Dear all,
I am dealing with a data contains samples with 7 tissues(normal control vs. tumor), and 2 experimental batches. These control and tumor of one tissue is not evenly distributed in two batches. For one specific tissue, there are 3~4 control samples, 3~4 tumor samples. The main aim of this analysis is to find genes differentially expressed in each tissue, and to see if there is intersection of these genes lists from different tissues.
So far I have normalized the data(by total read count), and removed batch effect by setting mean inside one batch to zero. I have also try ComBat to remove batch by using model: batch + labels + batchlabels. There are 72 label types, for example for tissue A there are 2 labels, A_normal and A_tumor. But I got "At least one covariate is confounded with batch" error so give up.
After these, I should choose one tissue(control-tumor) pair to do differential analysis to gat a gene list. The problem is, when I plot the pca plot before doing differential analysis, I found it seems there is still batch effect on that tissue and the biological signal are still confounding with batch. So should I remove batch effect on one specific tissue again?
Thanks in advance:) Any comments will be much appreciated!

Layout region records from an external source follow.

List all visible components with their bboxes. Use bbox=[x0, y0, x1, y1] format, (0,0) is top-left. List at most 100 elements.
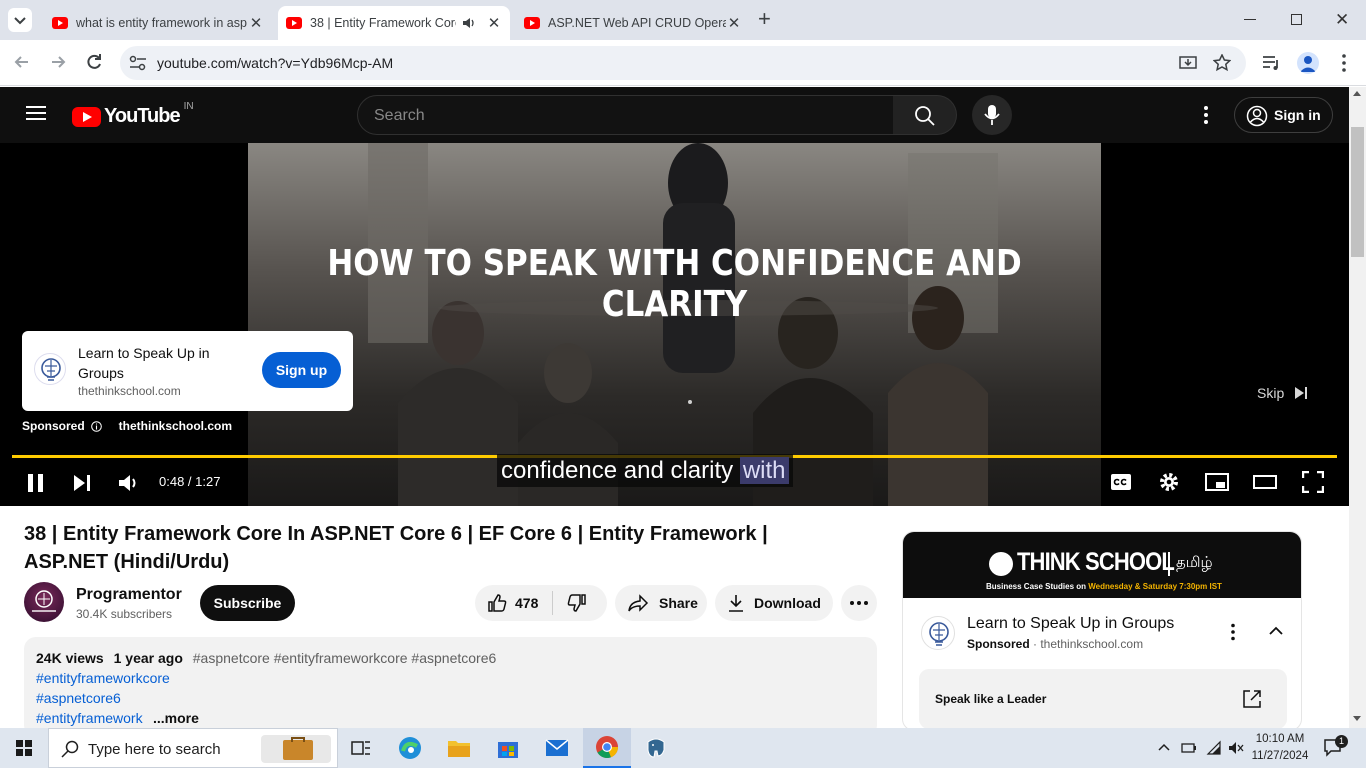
notification-count-badge: 1 bbox=[1335, 735, 1348, 748]
subscribe-button[interactable]: Subscribe bbox=[200, 585, 295, 621]
sign-in-button[interactable]: Sign in bbox=[1234, 97, 1333, 133]
more-actions-button[interactable] bbox=[841, 585, 877, 621]
fullscreen-button[interactable] bbox=[1302, 471, 1324, 493]
ad-info-card[interactable]: Learn to Speak Up in Groups thethinkscho… bbox=[22, 331, 353, 411]
close-icon[interactable]: ✕ bbox=[248, 14, 264, 32]
dislike-button[interactable] bbox=[553, 593, 587, 613]
scrollbar-thumb[interactable] bbox=[1351, 127, 1364, 257]
download-button[interactable]: Download bbox=[715, 585, 833, 621]
like-button[interactable]: 478 bbox=[475, 593, 538, 613]
subtitles-button[interactable] bbox=[1110, 472, 1132, 492]
miniplayer-icon bbox=[1205, 473, 1229, 491]
tab-search-button[interactable] bbox=[8, 8, 32, 32]
side-ad-title[interactable]: Learn to Speak Up in Groups bbox=[967, 615, 1174, 633]
think-school-banner[interactable]: THINK SCHOOL தமிழ் Business Case Studies… bbox=[903, 532, 1301, 598]
profile-avatar[interactable] bbox=[1297, 52, 1319, 74]
notification-center-button[interactable]: 1 bbox=[1324, 735, 1348, 758]
close-window-button[interactable]: ✕ bbox=[1335, 10, 1349, 30]
task-view-icon bbox=[351, 741, 370, 755]
reload-button[interactable] bbox=[84, 52, 104, 72]
settings-menu-button[interactable] bbox=[1203, 105, 1209, 125]
share-button[interactable]: Share bbox=[615, 585, 707, 621]
back-button[interactable] bbox=[12, 52, 32, 72]
pause-button[interactable] bbox=[26, 473, 46, 493]
arrow-left-icon bbox=[14, 56, 28, 68]
programentor-logo-icon bbox=[32, 590, 56, 612]
battery-status[interactable] bbox=[1181, 740, 1197, 756]
wifi-status[interactable] bbox=[1206, 740, 1222, 756]
volume-status[interactable] bbox=[1228, 740, 1244, 756]
site-settings-icon[interactable] bbox=[129, 55, 147, 71]
tab-webapi-crud[interactable]: ASP.NET Web API CRUD Operat ✕ bbox=[516, 6, 750, 40]
show-more-button[interactable]: ...more bbox=[153, 710, 199, 726]
hashtag-link[interactable]: #entityframeworkcore bbox=[36, 670, 170, 686]
side-ad-menu-button[interactable] bbox=[1230, 623, 1236, 641]
ad-card-title[interactable]: Learn to Speak Up in Groups bbox=[78, 343, 248, 383]
theater-mode-button[interactable] bbox=[1253, 474, 1277, 490]
show-hidden-icons-button[interactable] bbox=[1158, 743, 1170, 751]
think-school-logo bbox=[34, 353, 66, 385]
taskbar-postgres[interactable] bbox=[632, 728, 680, 768]
postgresql-elephant-icon bbox=[647, 738, 665, 758]
speaker-icon[interactable] bbox=[462, 16, 476, 30]
ad-sign-up-button[interactable]: Sign up bbox=[262, 352, 341, 388]
kebab-menu-icon bbox=[1231, 623, 1235, 641]
channel-name[interactable]: Programentor bbox=[76, 586, 182, 604]
search-input[interactable]: Search bbox=[357, 95, 894, 135]
guide-menu-button[interactable] bbox=[26, 105, 46, 121]
hashtag-link[interactable]: #entityframework bbox=[36, 710, 143, 726]
url-text: youtube.com/watch?v=Ydb96Mcp-AM bbox=[157, 55, 394, 71]
next-button[interactable] bbox=[72, 473, 92, 493]
bookmark-star-icon[interactable] bbox=[1213, 54, 1231, 72]
task-view-button[interactable] bbox=[337, 728, 385, 768]
address-bar[interactable]: youtube.com/watch?v=Ydb96Mcp-AM bbox=[120, 46, 1246, 80]
taskbar-search-box[interactable]: Type here to search bbox=[48, 728, 338, 768]
mute-button[interactable] bbox=[118, 472, 140, 494]
search-button[interactable] bbox=[893, 95, 957, 135]
hashtag-link[interactable]: #aspnetcore6 bbox=[36, 690, 121, 706]
battery-plug-icon bbox=[1181, 743, 1196, 753]
sidebar-ad-card[interactable]: THINK SCHOOL தமிழ் Business Case Studies… bbox=[902, 531, 1302, 731]
side-ad-logo bbox=[921, 616, 955, 650]
description-box[interactable]: 24K views 1 year ago #aspnetcore #entity… bbox=[24, 637, 877, 737]
restore-button[interactable] bbox=[1291, 14, 1302, 25]
side-ad-collapse-button[interactable] bbox=[1269, 626, 1283, 636]
ad-domain-link[interactable]: thethinkschool.com bbox=[119, 419, 232, 433]
taskbar-file-explorer[interactable] bbox=[435, 728, 483, 768]
taskbar-edge[interactable] bbox=[386, 728, 434, 768]
taskbar-mail[interactable] bbox=[533, 728, 581, 768]
video-player[interactable]: HOW TO SPEAK WITH CONFIDENCE AND CLARITY… bbox=[0, 143, 1349, 506]
scroll-up-arrow[interactable] bbox=[1353, 91, 1361, 96]
tab-entity-framework-search[interactable]: what is entity framework in asp ✕ bbox=[44, 6, 272, 40]
youtube-logo[interactable]: YouTube IN bbox=[72, 101, 194, 128]
browser-menu-button[interactable] bbox=[1341, 53, 1347, 73]
minimize-button[interactable] bbox=[1244, 19, 1256, 20]
close-icon[interactable]: ✕ bbox=[726, 14, 742, 32]
edge-browser-icon bbox=[399, 737, 421, 759]
hashtag-line[interactable]: #aspnetcore #entityframeworkcore #aspnet… bbox=[193, 650, 497, 666]
page-scrollbar[interactable] bbox=[1349, 87, 1366, 728]
windows-logo-icon bbox=[16, 740, 32, 756]
info-icon[interactable] bbox=[90, 420, 102, 432]
new-tab-button[interactable]: + bbox=[758, 8, 778, 32]
settings-button[interactable] bbox=[1158, 471, 1180, 493]
start-button[interactable] bbox=[0, 728, 48, 768]
reload-icon bbox=[87, 54, 101, 69]
skip-ad-button[interactable]: Skip bbox=[1257, 385, 1308, 401]
taskbar-store[interactable] bbox=[484, 728, 532, 768]
scroll-down-arrow[interactable] bbox=[1353, 716, 1361, 721]
close-icon[interactable]: ✕ bbox=[486, 14, 502, 32]
voice-search-button[interactable] bbox=[972, 95, 1012, 135]
miniplayer-button[interactable] bbox=[1205, 472, 1229, 492]
account-circle-icon bbox=[1246, 105, 1268, 127]
tab-entity-framework-video[interactable]: 38 | Entity Framework Core ✕ bbox=[278, 6, 510, 40]
channel-avatar[interactable] bbox=[24, 582, 64, 622]
taskbar-clock[interactable]: 10:10 AM 11/27/2024 bbox=[1250, 731, 1310, 765]
media-control-icon[interactable] bbox=[1262, 54, 1280, 72]
side-ad-cta-button[interactable]: Speak like a Leader bbox=[919, 669, 1287, 729]
taskbar-chrome[interactable] bbox=[583, 728, 631, 768]
install-app-icon[interactable] bbox=[1179, 54, 1197, 72]
youtube-play-logo-icon bbox=[72, 106, 101, 127]
share-arrow-icon bbox=[628, 594, 649, 612]
forward-button[interactable] bbox=[48, 52, 68, 72]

tissue1 PC1 and PC2, first plot: red for batch A, green for batch B second plot: red for tumor, green for normal
Hi LucyS,
It might help if you explain what your aim of the experiment is. Is it finding differentially expressed genes? Is it clustering? Machine learning? And what did you do already, what have you tried already? You have normalized to remove batch effect, but how? With what tools? In my opinion your question is too vague and unclear to help you further. If you explain more about your design and goals maybe more people can help you with it.
Hi b.nota. Thanks for your suggestions! I modified my post, hope it's more clear now! My main aim now is to find differentially expressed genes of one tissue, and then see if it intersects with the other tissue's result!